Of the city’s six unions, the only remaining one without a contract is AFSCME, which represents about 100 city employees, mostly in general services, said City Manager Tom Aspell. Of the Fire Department’s 111 employees, Andrus said 105 are covered by the two new contracts.

According to both sides, the major sticking point during negotiations was wages, in particular a new pay scale adopted by the city.

The new pay scale was passed by the city council in January and implemented for noncontractual employees in February. Members of the city’s UAW chapter have since adopted the pay scale. The city’s police officers and supervisors have not, said city Human Resources Director Norm O’Neil. The new firefighter and fire officer contracts bring those unions in line with the new scale.

According to O’Neil, the new pay scale allows for wages to grow at a more consistent rate over a longer period of time than the old system. The new scale has 16 steps, or levels of experience. Each time an employee goes up a step, by working for another year, that person’s wages increase by 2.5 percent.

According to the old scales, fire officers were paid a 3 percent raise during their first years with the department, tapering to a 1 percent yearly raise later on in their careers. The fire officers union, Local 3195, represents 28 employees.

Dispatchers represented by the firefighters union were paid on a 10-step system, with a 3 percent raise for each step.

Firefighters, firefighter/paramedics and alarm and signal technicians were paid on an eight-step system, earning a 6 percent raise for the first three steps, which decreased to 3 percent and then 2 percent, O’Neil said.

Under the new system, employees earlier in their careers will see lower raises, while those further along in their careers will see higher raises.

“This was something we looked at organization-wide, as part of a study, to try to make sure our employees were paid market wages and that they moved along a schedule in a fashion where there was consistent growth,” O’Neil said.

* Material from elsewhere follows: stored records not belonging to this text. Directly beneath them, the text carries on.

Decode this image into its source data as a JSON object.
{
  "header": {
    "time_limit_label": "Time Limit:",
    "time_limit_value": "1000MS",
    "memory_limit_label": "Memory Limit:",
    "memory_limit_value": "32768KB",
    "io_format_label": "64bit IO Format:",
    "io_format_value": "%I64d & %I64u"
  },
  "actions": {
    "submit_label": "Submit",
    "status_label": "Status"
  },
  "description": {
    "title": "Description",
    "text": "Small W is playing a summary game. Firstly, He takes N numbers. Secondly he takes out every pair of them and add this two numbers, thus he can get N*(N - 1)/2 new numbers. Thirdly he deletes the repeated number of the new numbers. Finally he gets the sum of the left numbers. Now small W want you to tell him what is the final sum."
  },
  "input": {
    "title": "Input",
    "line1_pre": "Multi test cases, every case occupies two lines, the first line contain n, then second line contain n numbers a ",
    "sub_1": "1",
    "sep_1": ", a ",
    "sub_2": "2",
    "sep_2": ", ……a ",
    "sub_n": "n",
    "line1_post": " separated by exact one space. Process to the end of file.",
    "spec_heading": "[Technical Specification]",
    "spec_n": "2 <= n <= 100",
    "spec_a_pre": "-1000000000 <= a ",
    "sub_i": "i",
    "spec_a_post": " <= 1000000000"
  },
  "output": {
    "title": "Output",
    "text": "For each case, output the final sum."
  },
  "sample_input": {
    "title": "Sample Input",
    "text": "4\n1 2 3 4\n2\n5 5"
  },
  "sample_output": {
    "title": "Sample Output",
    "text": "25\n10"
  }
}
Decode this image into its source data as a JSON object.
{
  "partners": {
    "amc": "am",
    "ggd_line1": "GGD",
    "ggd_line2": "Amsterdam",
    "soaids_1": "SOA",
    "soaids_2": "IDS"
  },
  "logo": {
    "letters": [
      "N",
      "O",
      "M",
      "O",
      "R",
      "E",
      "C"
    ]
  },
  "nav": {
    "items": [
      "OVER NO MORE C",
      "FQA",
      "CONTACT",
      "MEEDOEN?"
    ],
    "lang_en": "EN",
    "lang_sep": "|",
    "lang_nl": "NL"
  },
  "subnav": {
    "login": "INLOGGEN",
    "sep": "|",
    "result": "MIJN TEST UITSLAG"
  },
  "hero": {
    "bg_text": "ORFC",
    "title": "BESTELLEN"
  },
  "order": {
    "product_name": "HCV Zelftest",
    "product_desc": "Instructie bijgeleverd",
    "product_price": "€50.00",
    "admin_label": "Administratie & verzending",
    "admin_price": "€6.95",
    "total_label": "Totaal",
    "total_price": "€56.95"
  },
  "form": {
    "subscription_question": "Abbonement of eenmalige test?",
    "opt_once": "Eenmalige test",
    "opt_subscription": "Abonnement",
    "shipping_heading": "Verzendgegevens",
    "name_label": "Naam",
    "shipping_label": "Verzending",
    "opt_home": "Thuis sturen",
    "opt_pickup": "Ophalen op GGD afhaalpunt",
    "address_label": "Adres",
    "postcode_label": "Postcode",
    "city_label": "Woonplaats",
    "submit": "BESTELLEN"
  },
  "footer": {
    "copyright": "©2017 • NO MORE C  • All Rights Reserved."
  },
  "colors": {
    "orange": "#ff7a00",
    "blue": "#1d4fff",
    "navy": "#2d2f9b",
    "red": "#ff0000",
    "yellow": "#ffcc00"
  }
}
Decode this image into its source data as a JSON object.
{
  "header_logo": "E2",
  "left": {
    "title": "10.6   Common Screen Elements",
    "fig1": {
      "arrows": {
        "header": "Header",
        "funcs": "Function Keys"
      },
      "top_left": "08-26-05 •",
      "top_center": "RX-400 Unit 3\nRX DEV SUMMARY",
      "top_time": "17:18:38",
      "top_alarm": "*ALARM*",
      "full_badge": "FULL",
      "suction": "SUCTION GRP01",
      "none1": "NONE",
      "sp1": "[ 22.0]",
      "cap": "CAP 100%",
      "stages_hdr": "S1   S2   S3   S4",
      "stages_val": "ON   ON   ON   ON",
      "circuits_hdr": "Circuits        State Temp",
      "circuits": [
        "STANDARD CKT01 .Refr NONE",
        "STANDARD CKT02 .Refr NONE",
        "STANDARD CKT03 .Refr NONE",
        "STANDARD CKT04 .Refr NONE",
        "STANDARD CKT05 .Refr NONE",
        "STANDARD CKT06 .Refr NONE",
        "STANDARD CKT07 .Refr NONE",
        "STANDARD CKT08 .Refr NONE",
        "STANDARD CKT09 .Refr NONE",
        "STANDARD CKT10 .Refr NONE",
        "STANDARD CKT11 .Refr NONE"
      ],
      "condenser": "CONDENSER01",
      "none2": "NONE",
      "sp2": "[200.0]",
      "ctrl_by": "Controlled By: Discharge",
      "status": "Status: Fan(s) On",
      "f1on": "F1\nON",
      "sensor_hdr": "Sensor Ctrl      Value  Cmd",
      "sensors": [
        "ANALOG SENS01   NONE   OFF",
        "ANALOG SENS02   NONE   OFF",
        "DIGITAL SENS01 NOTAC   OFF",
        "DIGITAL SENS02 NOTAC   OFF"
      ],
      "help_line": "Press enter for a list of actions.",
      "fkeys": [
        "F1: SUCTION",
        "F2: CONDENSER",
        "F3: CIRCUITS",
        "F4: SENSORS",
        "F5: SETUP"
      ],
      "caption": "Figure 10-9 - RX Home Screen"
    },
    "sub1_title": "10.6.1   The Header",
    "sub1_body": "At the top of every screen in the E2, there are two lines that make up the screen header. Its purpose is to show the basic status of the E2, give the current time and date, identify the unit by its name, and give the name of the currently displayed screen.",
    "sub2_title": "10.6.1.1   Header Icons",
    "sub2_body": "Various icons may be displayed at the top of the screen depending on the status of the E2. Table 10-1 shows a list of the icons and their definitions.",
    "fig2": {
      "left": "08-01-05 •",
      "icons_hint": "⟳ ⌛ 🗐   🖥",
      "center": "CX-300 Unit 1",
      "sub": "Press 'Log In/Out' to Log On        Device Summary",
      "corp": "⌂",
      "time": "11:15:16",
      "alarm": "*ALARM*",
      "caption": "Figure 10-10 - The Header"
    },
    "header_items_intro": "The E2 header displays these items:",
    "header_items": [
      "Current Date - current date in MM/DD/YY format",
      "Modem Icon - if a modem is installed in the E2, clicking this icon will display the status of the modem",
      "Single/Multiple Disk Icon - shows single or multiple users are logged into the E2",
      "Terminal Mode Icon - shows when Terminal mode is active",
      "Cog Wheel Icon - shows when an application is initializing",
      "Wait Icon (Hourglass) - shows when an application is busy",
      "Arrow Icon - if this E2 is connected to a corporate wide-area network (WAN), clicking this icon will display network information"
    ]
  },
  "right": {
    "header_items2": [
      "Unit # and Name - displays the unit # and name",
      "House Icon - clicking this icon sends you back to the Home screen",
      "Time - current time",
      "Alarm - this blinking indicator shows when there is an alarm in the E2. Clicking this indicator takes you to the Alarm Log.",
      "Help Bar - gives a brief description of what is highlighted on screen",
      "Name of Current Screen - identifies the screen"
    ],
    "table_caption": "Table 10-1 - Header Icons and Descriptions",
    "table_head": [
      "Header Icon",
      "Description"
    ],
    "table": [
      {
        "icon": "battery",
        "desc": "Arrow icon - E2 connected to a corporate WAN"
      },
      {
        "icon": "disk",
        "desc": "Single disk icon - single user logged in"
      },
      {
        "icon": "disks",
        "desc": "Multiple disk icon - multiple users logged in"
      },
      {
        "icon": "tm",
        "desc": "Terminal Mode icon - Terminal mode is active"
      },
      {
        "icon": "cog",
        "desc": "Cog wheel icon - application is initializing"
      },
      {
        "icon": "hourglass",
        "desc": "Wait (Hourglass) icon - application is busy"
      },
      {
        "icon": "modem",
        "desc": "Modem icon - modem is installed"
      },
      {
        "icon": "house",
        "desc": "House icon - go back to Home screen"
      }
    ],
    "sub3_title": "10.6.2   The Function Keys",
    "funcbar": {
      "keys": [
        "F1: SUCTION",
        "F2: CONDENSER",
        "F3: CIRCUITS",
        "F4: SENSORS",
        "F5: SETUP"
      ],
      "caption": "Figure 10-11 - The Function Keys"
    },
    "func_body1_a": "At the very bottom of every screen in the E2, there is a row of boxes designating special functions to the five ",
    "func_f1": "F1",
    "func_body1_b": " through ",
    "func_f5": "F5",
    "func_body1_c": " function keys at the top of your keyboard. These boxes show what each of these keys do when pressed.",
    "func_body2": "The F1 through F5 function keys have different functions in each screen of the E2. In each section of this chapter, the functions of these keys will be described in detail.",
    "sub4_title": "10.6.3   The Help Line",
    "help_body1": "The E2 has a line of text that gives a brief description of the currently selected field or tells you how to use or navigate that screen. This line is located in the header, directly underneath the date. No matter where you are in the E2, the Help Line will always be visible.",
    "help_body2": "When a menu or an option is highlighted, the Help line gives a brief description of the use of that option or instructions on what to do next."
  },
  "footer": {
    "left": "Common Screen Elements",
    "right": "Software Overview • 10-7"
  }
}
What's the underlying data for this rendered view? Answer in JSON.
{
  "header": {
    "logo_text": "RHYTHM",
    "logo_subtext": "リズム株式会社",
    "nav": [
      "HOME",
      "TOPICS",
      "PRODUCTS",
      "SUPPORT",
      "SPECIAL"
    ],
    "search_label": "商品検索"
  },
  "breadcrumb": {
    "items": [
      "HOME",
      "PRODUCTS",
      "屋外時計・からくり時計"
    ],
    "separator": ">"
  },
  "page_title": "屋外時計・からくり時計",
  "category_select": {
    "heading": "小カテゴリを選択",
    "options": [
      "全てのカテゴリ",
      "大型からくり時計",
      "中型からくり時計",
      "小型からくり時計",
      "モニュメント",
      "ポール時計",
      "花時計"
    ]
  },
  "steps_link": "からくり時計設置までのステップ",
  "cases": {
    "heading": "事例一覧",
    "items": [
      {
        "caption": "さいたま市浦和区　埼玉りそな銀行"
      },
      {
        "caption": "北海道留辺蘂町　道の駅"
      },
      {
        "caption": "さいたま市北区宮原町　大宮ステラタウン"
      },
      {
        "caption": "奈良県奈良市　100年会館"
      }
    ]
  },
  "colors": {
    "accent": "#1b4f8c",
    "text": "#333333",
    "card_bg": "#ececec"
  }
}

Andrus said the new pay scale compensates fire department employees at a rate in line with market values. Earlier reports said some employees were being paid at a rate below market values, he said.

Martel said the new scale “puts us at, or a little above, what we would have hoped.”

The contracts were implemented retroactively. The new contract for the fire officers runs from Jan. 1, 2008, to June 30, 2012. The fire officers will get no raises in 2008 and afterward will be on the city’s new wage scale. In addition to the raises mandated by the new scale, officers will get cost-of-living increases ranging from 2 to 4 percent a year, depending on the Consumer Price Index.

The firefighters contract runs from July 1, 2007, to June 30, 2011. The firefighters received no raises for the first fiscal year, which ran through June 30, 2008. As of July 1, all union members entered the city’s new pay scale. Like the fire officers, the firefighters will get raises of 2 to 4 percent in 2009 and 2010, depending on the Consumer Price Index.

The unions ratified the contracts Aug. 21, and the city council approved them Aug. 25. They were signed and made public Friday.